Wednesday, 1 June 2016

Those Berrigan Boys


            I recently attended the memorial service for Fr. Dan Berrigan SJ.  I’d never met the man but he was an inspiration.

            A familiar figure at anti-war protests he had the look of the true believer – someone who had come to terms with his mission in life and intended to prosecute it to the fullest.

            His brother, Fr. Philip Berrigan SSJ, was no less committed, and yet he had the eyes of a boxer, always alert for the jab or hook that would soon be coming.

            I remember an activist friend from Baltimore saying: “I always felt safer when Phil was at a protest for he was a formidable man if things got ugly. Dan was a quieter presence but equally fearless.”

            Things often got ugly for the Berrigan Brothers and the militant pacifists around them. They believed that war was immoral and that those who promoted it should be called to account.

            St. Francis Xavier Church was jam-packed despite a deluge of rain. Many familiar activist faces were sprinkled throughout the congregation.

            Father Dan had obviously touched everyone attending the service. The heartfelt grief was curried by a feeling that if things had not gotten worse, they had hardly improved much either.

            Dan Berrigan himself was no pie in the sky optimist; he was of the opinion that a dogged evil still held sway in worldly affairs – and yet, if good people stood up and did the right thing, that evil could be held at bay, if not defeated.

            Standing amidst the crowd of mourners at the back of the church, I idly wondered what this pacifist priest had thought of the upcoming presidential contenders – one a know-nothing, aggressive nationalist, the other a hawk whenever the chips are down, as they so often are in the US.

            One of the speakers stated that Dan would not wish to be placed upon a pedestal – for that merely allows the rest of us to shirk our social, moral, and political responsibilities.

            Dan Berrigan believed in building and fostering community through individual testament, and his contrarian spirit suffused the ornate church on that wet Friday morning.

            The service pulsed with commitment as speaker after speaker recalled the Berrigans and their shock tactics that included pouring blood on draft records or burning them with homemade napalm.  

            They and their comrades were no turn-your-cheek Christians but, for the most part, outraged Irish-American Catholics who took hammers to warships and missiles, and accused US presidents of war crimes. 

            They went to the wall for their beliefs and as Dan wrote for the Catonsville Nine Statement in 1968 – “The suppression of truth stops here.

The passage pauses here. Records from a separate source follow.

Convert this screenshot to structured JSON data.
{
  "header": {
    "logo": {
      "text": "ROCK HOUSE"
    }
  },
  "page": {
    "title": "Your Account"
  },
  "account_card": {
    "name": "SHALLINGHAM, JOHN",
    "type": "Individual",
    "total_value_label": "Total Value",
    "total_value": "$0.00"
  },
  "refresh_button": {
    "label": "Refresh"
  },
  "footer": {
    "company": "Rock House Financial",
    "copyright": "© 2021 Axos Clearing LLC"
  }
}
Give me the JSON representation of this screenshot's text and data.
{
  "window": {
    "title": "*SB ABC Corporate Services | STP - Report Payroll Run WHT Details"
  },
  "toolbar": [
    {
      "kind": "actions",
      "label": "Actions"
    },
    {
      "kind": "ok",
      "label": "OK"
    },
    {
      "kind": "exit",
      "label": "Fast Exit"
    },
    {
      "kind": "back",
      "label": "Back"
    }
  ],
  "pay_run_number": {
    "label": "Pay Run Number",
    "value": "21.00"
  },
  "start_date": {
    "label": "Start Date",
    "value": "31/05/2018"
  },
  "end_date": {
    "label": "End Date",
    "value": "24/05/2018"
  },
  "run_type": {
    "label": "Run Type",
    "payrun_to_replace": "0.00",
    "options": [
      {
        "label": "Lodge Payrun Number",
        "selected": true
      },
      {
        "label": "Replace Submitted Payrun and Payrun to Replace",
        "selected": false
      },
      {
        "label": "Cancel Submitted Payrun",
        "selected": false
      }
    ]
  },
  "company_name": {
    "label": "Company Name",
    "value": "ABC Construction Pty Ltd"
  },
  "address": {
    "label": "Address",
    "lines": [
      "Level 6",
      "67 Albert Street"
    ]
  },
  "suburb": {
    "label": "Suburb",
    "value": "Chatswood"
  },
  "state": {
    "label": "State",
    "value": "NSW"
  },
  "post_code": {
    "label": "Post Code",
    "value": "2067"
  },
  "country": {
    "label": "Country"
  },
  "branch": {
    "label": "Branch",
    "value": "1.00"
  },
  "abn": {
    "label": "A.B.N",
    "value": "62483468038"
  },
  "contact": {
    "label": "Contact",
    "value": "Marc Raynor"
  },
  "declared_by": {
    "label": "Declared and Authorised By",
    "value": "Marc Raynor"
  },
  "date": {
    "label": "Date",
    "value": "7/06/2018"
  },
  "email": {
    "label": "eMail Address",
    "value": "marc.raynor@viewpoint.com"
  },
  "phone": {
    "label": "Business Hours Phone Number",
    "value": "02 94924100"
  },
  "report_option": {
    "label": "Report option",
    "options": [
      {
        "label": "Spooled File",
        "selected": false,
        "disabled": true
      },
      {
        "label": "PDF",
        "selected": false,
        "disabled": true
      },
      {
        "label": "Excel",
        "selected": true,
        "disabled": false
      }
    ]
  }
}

This war stops here!”

            The question posed to us at the service was the unlikely, “Are we prepared to wake from our day-to-day slumbers and confront the evils of poverty and militarism in these United States of Amnesia?”

            The Berrigan Brothers were not popular with many Irish-Americans for they repeatedly questioned US foreign policy. But time has proved them right about Vietnam, Iraq and the many other wars of choice. 

And yet they were grudgingly respected for they didn’t gloat, much less rest - there was always a battle to be fought - if not against militarism, then against the degradations of poverty in this land of plenty. 

            Dan Berrigan practiced what he preached. Midway through the service the children present were asked to gather around a well-used cardboard box. 

It contained Father Dan’s prize possessions: some well-worn books, photos, a banner or two, a worn shirt and a Ben & Jerry wool hat that he wore frequently. Each child brought a piece of the material side of this deeply spiritual, man up to the altar. 

            Despite all his principles and commitment, Dan Berrigan was deeply human, as a relative recounted. Inevitably at family gatherings one of the brothers would say “We’ve been good long enough;” whereupon a bottle of whiskey would be produced and the joking and laughter would continue late into the night.

Father Dan’s message remains – look around you and witness the defects in society, then go beyond yourself and don’t rest until you make the situation better.

            Irish-America should be proud of those Berrigan boys. They called it as they saw it and made a difference.